Indian wicket-keeper batsman Sanju Samson has insisted on Monday (27 August) that he has stopped thinking about national selection as it affects his game.
The Kerala lad further went on to claim that “a player will never be in the right frame of mind when he thinks about selection” which entirely affects his game, as well as, his chances for the national selection.
Samson has been on the fringes of national selection ever since he was introduced by the Rajasthan Royals in the IPL and has smacked stunning runs for Kerala in the domestic cricket, but three years on, and he played only T20 International for his country so far. On the other hand, Rishabh Pant has played only 24 First-Class games for Delhi, played in the U-19 World Cup, as well as, played three seasons of the IPL and made his Team India debut.

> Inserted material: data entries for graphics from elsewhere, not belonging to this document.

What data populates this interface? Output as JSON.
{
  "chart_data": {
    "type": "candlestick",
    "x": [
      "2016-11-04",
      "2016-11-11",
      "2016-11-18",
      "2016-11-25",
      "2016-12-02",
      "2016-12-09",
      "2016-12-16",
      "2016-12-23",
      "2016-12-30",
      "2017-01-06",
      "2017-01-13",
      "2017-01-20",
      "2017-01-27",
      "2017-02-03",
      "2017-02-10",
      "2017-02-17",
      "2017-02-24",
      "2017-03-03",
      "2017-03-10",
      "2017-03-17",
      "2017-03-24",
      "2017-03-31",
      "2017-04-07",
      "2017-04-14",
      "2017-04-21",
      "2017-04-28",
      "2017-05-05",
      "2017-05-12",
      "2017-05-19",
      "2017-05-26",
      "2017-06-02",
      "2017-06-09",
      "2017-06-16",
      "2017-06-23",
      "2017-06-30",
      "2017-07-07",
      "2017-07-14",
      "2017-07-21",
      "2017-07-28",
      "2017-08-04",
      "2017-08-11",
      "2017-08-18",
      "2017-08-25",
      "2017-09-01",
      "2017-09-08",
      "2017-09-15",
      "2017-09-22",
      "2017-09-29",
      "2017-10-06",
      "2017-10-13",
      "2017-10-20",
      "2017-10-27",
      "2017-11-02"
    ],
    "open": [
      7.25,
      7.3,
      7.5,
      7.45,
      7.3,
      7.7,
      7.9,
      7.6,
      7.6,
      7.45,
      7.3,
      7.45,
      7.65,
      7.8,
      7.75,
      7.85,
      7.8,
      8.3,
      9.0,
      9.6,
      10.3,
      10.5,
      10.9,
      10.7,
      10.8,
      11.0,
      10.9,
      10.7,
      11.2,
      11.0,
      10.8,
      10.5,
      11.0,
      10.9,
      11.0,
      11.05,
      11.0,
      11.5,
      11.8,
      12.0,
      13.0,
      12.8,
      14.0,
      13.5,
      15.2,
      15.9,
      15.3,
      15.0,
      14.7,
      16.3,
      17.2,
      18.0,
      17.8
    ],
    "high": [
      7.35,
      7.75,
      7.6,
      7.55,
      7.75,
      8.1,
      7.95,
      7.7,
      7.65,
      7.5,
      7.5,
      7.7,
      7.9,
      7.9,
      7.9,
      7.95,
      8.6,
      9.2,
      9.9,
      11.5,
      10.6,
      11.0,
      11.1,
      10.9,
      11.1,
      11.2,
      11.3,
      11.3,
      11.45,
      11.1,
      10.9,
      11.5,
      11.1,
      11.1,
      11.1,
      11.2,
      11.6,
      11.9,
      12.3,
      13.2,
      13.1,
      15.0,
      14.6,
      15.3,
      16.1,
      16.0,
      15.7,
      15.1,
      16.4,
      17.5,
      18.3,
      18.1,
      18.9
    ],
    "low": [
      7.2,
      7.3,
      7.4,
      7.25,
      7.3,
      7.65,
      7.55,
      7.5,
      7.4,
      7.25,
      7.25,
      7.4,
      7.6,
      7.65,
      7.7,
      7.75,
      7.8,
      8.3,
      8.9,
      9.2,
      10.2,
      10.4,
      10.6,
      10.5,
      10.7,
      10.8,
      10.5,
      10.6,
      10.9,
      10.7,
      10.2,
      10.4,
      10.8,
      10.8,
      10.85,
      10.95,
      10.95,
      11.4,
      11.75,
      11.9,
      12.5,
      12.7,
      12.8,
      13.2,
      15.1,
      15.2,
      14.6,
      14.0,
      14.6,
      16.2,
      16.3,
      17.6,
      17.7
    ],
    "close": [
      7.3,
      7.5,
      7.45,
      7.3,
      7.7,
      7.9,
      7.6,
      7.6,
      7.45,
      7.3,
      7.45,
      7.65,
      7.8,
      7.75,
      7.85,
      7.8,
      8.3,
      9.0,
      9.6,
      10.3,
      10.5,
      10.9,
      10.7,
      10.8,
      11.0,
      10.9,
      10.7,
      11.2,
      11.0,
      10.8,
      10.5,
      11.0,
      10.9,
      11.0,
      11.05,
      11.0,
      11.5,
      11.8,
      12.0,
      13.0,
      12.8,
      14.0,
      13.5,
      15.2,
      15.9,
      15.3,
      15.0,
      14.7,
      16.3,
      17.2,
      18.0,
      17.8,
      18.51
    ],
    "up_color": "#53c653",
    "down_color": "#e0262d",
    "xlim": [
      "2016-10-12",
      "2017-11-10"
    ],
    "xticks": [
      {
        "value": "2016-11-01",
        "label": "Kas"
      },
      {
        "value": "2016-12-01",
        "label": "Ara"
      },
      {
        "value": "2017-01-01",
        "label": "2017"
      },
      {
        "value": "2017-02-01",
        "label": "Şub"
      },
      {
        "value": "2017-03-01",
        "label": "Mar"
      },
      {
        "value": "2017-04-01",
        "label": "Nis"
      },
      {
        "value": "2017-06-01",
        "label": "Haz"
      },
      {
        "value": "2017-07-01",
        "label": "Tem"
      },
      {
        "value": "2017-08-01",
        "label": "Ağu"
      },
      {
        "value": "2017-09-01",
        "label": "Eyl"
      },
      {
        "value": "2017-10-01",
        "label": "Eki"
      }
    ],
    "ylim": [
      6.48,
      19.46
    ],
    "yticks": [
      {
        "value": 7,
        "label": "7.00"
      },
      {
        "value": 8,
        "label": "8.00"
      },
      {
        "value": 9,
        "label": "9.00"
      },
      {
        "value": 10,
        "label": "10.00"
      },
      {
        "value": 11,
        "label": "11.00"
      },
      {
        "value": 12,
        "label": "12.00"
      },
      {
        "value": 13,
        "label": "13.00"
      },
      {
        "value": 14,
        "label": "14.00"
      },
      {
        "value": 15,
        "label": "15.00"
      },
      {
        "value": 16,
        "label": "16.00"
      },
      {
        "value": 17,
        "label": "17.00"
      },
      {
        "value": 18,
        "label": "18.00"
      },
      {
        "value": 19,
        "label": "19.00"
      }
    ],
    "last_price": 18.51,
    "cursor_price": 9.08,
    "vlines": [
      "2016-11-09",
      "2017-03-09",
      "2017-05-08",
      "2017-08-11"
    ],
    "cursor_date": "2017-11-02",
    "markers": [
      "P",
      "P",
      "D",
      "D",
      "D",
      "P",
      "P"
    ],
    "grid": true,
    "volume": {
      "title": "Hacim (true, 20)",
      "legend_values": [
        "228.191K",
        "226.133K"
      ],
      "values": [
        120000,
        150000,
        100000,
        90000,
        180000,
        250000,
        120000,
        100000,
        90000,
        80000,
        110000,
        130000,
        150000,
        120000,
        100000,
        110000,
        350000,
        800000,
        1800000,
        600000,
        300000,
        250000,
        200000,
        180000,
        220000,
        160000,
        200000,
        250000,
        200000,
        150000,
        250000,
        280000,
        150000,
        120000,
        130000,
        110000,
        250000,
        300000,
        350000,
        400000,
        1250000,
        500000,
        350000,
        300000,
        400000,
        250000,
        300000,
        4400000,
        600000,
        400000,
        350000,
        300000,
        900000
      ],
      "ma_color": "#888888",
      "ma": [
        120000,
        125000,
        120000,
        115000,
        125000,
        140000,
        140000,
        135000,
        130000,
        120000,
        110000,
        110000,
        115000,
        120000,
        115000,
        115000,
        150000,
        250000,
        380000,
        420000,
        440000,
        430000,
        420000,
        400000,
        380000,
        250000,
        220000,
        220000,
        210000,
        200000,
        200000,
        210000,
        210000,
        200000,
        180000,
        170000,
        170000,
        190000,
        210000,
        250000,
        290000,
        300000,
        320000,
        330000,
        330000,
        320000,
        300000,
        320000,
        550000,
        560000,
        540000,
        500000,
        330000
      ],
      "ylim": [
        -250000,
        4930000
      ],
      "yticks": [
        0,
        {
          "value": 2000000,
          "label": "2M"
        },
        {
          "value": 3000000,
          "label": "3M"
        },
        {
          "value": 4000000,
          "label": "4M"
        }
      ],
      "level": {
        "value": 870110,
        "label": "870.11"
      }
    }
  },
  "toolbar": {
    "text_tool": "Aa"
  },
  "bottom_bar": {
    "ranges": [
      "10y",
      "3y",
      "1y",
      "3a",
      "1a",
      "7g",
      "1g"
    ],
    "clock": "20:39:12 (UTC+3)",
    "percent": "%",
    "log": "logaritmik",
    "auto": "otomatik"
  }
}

At the moment, he is part of the India A squad for the home Quadrangular series featuring Australia A and South Africa A, who thrashed the hosts by four wickets in the semi-final on Monday.
The 23-year-old scored 68 runs and took five catches in the three games that he played for India ‘A’ in the series and now they will take on Australia ‘A’ in the third-place decider on Wednesday, August 29.
Samson is known for his impressive knocks in the Indian Premier League (IPL) and Ranji Trophy but he is yet to come into the reckoning for national selection despite having a decent outing in the last IPL and domestic circuit, though the keeper is not worried about his national selection.
As per reports in Press Trust of India, Samson told reporters while speaking to the media after India A’s match against South Africa A, “I have stopped thinking about the selection because when you think about it, your mind is not in the match and you are not in the right frame of mind.”
On being asked if at all he expects to get into the national side, Samson replied, “If you perform well, you are almost there. If I have a good season, there might be a chance. But it is better to forget about getting into the team, instead enjoy every game and keep doing well as batsman and wicketkeeper.”
Samson also admitted that there was pressure whenever he walks out to bat. He signed off by saying, “Obviously, there is pressure when you walk into bat, to think about inside the ground, rather than what is happening outside the ground.”